The film starts with simple inaccuracies that can be excused, however these simple inaccuracies domino into great blunders that cannot be ignored: Some minor mistakes made by the film involve errors such as the materials used during the time period, do not actually belong to that time. For example in several action sequences of the film, weapons such as exploding projectiles or bombs are presented. Although canons were invented in this time period, none of the projectiles ever exploded (Canon link).

Another flaw involves a major societal misunderstanding, when Benjamin goes to war, he sends his children to a slave colony for shelter, for which the slaves are honoured. In the Colonial Era, slave colonies, like the ones portrayed in the film, were secluded and protective from the “White colonists”. Therefore it was highly unlikely that a character such as Benjamin would send his children to a slave colony, let alone being treated kindly for doing so. One of the major inaccuracies is the slave and owner relationship portrayed by the film.

For example during the colonists’ stand against the British Army the Continental Congress states an order. For any slave that serves “12 months” in the Colonial Army, will gain freedom and “5 schillings” per month served. When comparing this claim with other sources, it was discovered that no such claims were extended by the Continental Congress. Infact, The Patriot ignores slavery in total. Director Spike Lee was one of the many critics that were disappointed with the films inaccuracies. “For three hours The Patriot dodged around, skirted about or completely ignored slavery,” he wrote in a letter to The Hollywood Reporter. The Patriot is pure, blatant American Hollywood propaganda. A complete whitewashing of history. ”  The director of the film, Roland Emmerich, misguides his audience into thinking that the British troops are monsters sent from hell. The film portrays the character of William Tavington as a merciless villain who commits intolerable atrocities. For example, a scene in the film depicts the redcoats gathering the entire village including women, children and unarmed men.

They force all of them into a church for an interrogation about Benjamin, after which they lock the church from the outside and set the building on fire.

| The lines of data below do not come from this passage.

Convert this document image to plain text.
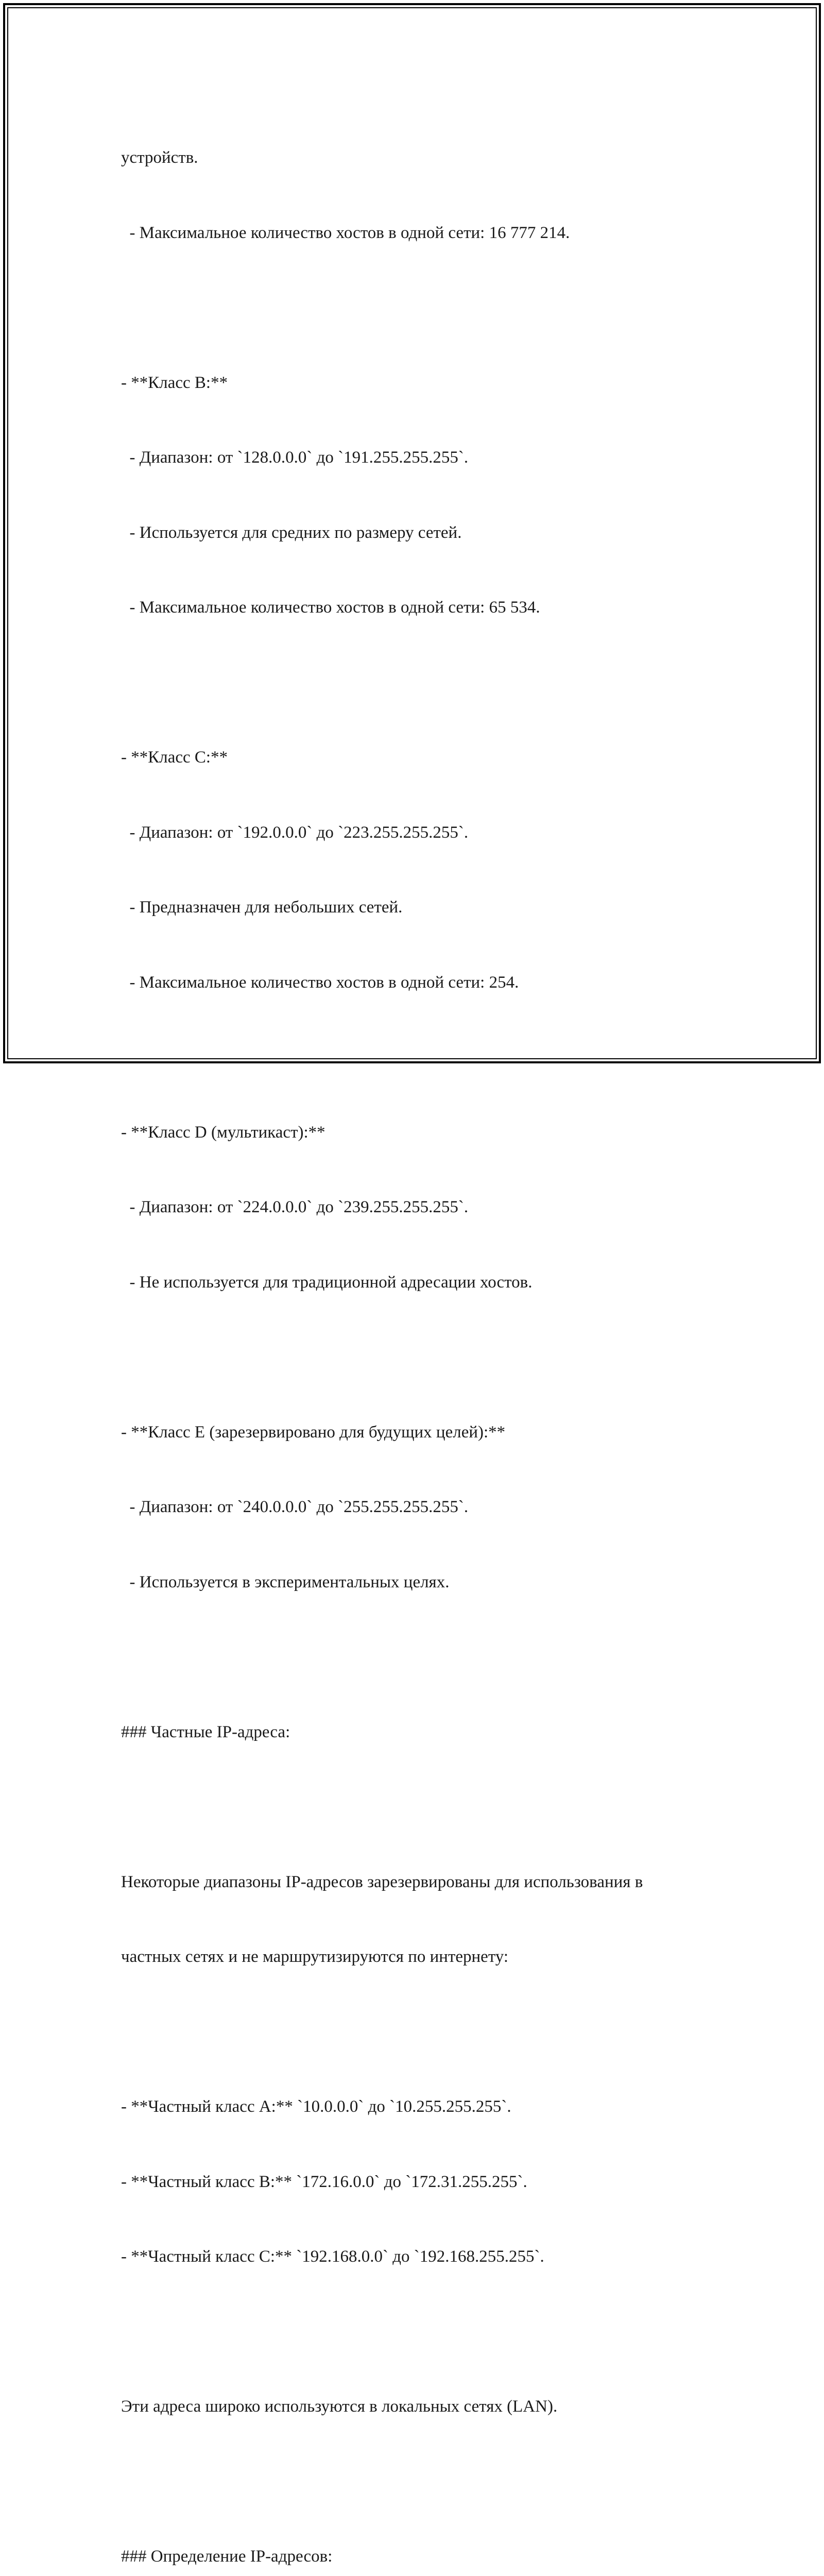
устройств.

- Максимальное количество хостов в одной сети: 16 777 214.

- **Класс B:**

- Диапазон: от `128.0.0.0` до `191.255.255.255`.

- Используется для средних по размеру сетей.

- Максимальное количество хостов в одной сети: 65 534.

- **Класс C:**

- Диапазон: от `192.0.0.0` до `223.255.255.255`.

- Предназначен для небольших сетей.

- Максимальное количество хостов в одной сети: 254.

- **Класс D (мультикаст):**

- Диапазон: от `224.0.0.0` до `239.255.255.255`.

- Не используется для традиционной адресации хостов.

- **Класс E (зарезервировано для будущих целей):**

- Диапазон: от `240.0.0.0` до `255.255.255.255`.

- Используется в экспериментальных целях.

### Частные IP-адреса:

Некоторые диапазоны IP-адресов зарезервированы для использования в

частных сетях и не маршрутизируются по интернету:

- **Частный класс A:** `10.0.0.0` до `10.255.255.255`.

- **Частный класс B:** `172.16.0.0` до `172.31.255.255`.

- **Частный класс C:** `192.168.0.0` до `192.168.255.255`.

Эти адреса широко используются в локальных сетях (LAN).

### Определение IP-адресов:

Looking back into the American Revolution, such atrocities were never committed. Although the Sir Banastre Tarleton, portrayed by, William Tavington, is no saint, he wasn’t as evil as the film potrays him. A film critic and a historian, Stephen Hunter, told the Telegraph (magazine) that “Any image of the American Revolution which represents you Brits as Nazis and us as gentle folk is almost certainly wrong” (Cite this).

The German director relates the actions committed by the Nazis in World War II, to those of British in the film. Another major flaw of the film is the protagonist, Benjamin Martin. The movie depicts Benjamin as symbol of goodness, a beacon of hope and a human vessel for an angel. However the character Benjamin Martin tries to portray Francis “Swamp Fox” Marion, a militia leader during the Revolution, from South Carolina. According to The Guardian, there were records of Marion persecuting and killing many Cherokee Indians.

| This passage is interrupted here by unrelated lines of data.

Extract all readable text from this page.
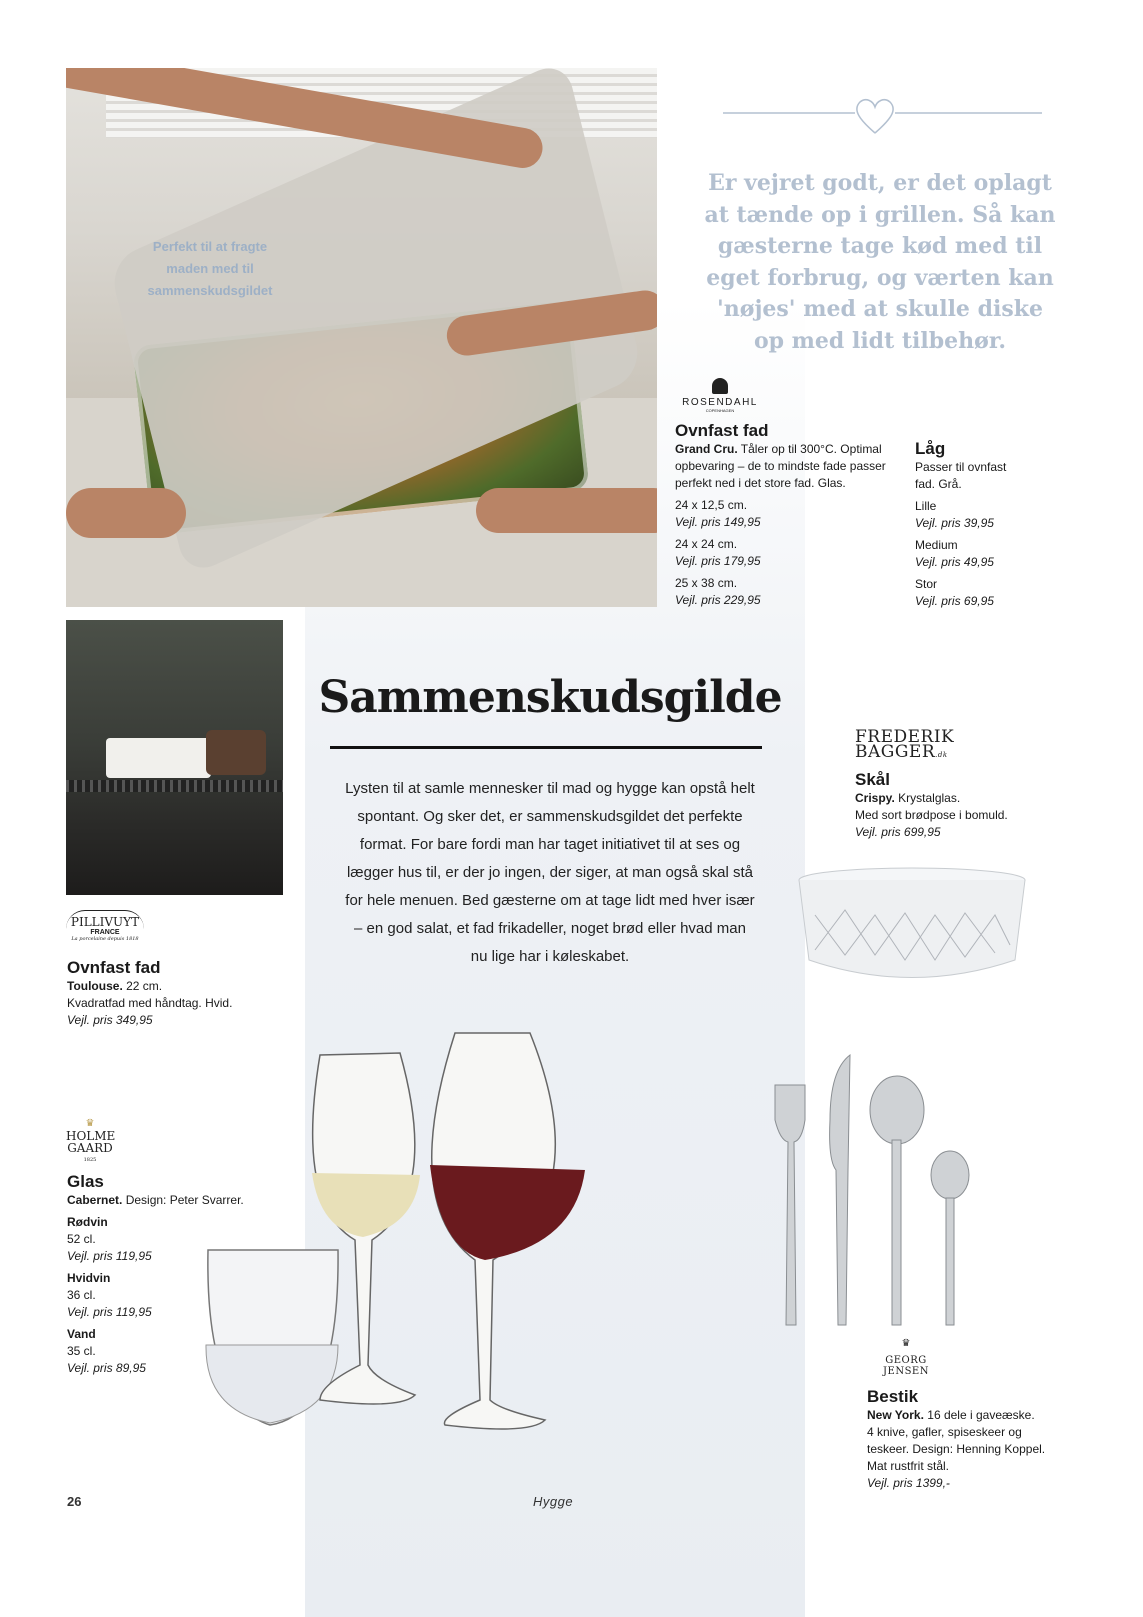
Perfekt til at fragte maden med til sammenskudsgildet
Er vejret godt, er det oplagt at tænde op i grillen. Så kan gæsterne tage kød med til eget forbrug, og værten kan 'nøjes' med at skulle diske op med lidt tilbehør.
ROSENDAHL
COPENHAGEN
Ovnfast fad
Grand Cru. Tåler op til 300°C. Optimal opbevaring – de to mindste fade passer perfekt ned i det store fad. Glas.
24 x 12,5 cm.
Vejl. pris 149,95
24 x 24 cm.
Vejl. pris 179,95
25 x 38 cm.
Vejl. pris 229,95
Låg
Passer til ovnfast fad. Grå.
Lille
Vejl. pris 39,95
Medium
Vejl. pris 49,95
Stor
Vejl. pris 69,95
PILLIVUYT
FRANCE
La porcelaine depuis 1818
Ovnfast fad
Toulouse. 22 cm.
Kvadratfad med håndtag. Hvid.
Vejl. pris 349,95
Sammenskudsgilde
Lysten til at samle mennesker til mad og hygge kan opstå helt spontant. Og sker det, er sammenskudsgildet det perfekte format. For bare fordi man har taget initiativet til at ses og lægger hus til, er der jo ingen, der siger, at man også skal stå for hele menuen. Bed gæsterne om at tage lidt med hver især – en god salat, et fad frikadeller, noget brød eller hvad man nu lige har i køleskabet.
FREDERIK
BAGGER.dk
Skål
Crispy. Krystalglas.
Med sort brødpose i bomuld.
Vejl. pris 699,95
♛
HOLME
GAARD
1825
Glas
Cabernet. Design: Peter Svarrer.
Rødvin
52 cl.
Vejl. pris 119,95
Hvidvin
36 cl.
Vejl. pris 119,95
Vand
35 cl.
Vejl. pris 89,95
♛
GEORG JENSEN
Bestik
New York. 16 dele i gaveæske.
4 knive, gafler, spiseskeer og teskeer. Design: Henning Koppel.
Mat rustfrit stål.
Vejl. pris 1399,-
26	Hygge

He hunted them as a source of entertainment and he raped many of his female slaves. However the movie simply depicts Benjamin Martin as the untainted hero. Finally the movie’s greatest flaw lies in its climatic battle, Battle of Cowpens. Where the tactics used by the militia were similar to that of the movie, however the results were nowhere in comparison of reality. During the Battle of Cowpens, militia was asked to play decoy. Although the film portrays General Nathanael Greene giving the orders, he was never present at this battle.

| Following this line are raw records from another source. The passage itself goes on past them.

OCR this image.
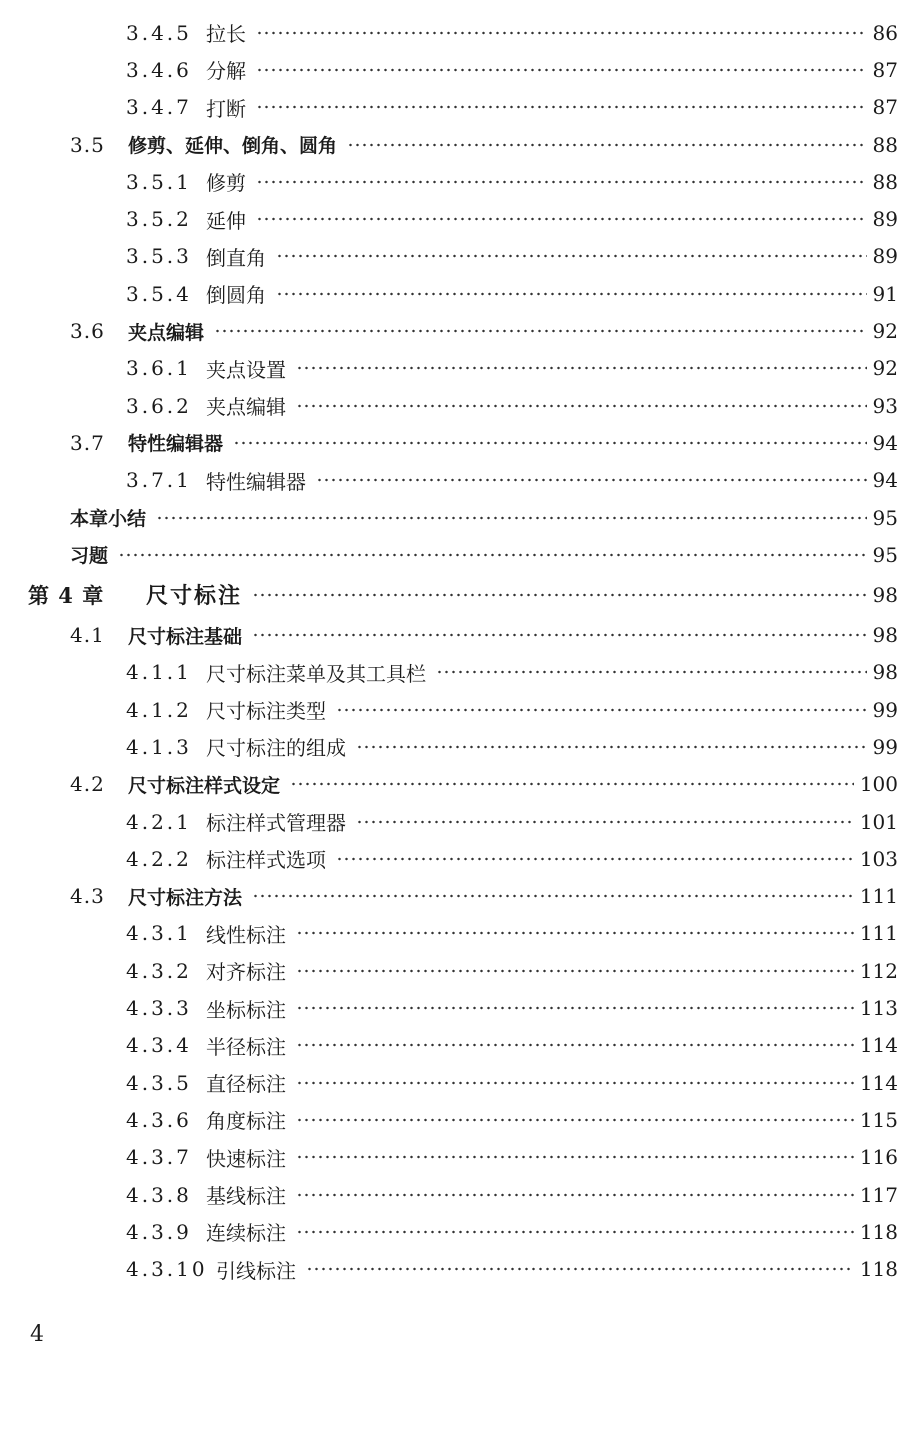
3.4.5 拉长	86
3.4.6 分解	87
3.4.7 打断	87
3.5	修剪、延伸、倒角、圆角	88
3.5.1 修剪	88
3.5.2 延伸	89
3.5.3 倒直角	89
3.5.4 倒圆角	91
3.6	夹点编辑	92
3.6.1 夹点设置	92
3.6.2 夹点编辑	93
3.7	特性编辑器	94
3.7.1 特性编辑器	94
本章小结	95
习题	95
第 4 章	尺寸标注	98
4.1	尺寸标注基础	98
4.1.1 尺寸标注菜单及其工具栏	98
4.1.2 尺寸标注类型	99
4.1.3 尺寸标注的组成	99
4.2	尺寸标注样式设定	100
4.2.1 标注样式管理器	101
4.2.2 标注样式选项	103
4.3	尺寸标注方法	111
4.3.1 线性标注	111
4.3.2 对齐标注	112
4.3.3 坐标标注	113
4.3.4 半径标注	114
4.3.5 直径标注	114
4.3.6 角度标注	115
4.3.7 快速标注	116
4.3.8 基线标注	117
4.3.9 连续标注	118
4.3.10 引线标注	118
4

The militia charged the battle, and after firing two shots retreated back to the hill, where the British troops were overwhelmed by the American Army. However the film portrays the militia firing more than two rounds before retrieval. Lieutenant-General Charles, Lord Cornwallis, commands his men to fire at the crowd of both British and American soldiers as a last resort to defeat America. However in reality Cornwallis never took such actions against his soldiers.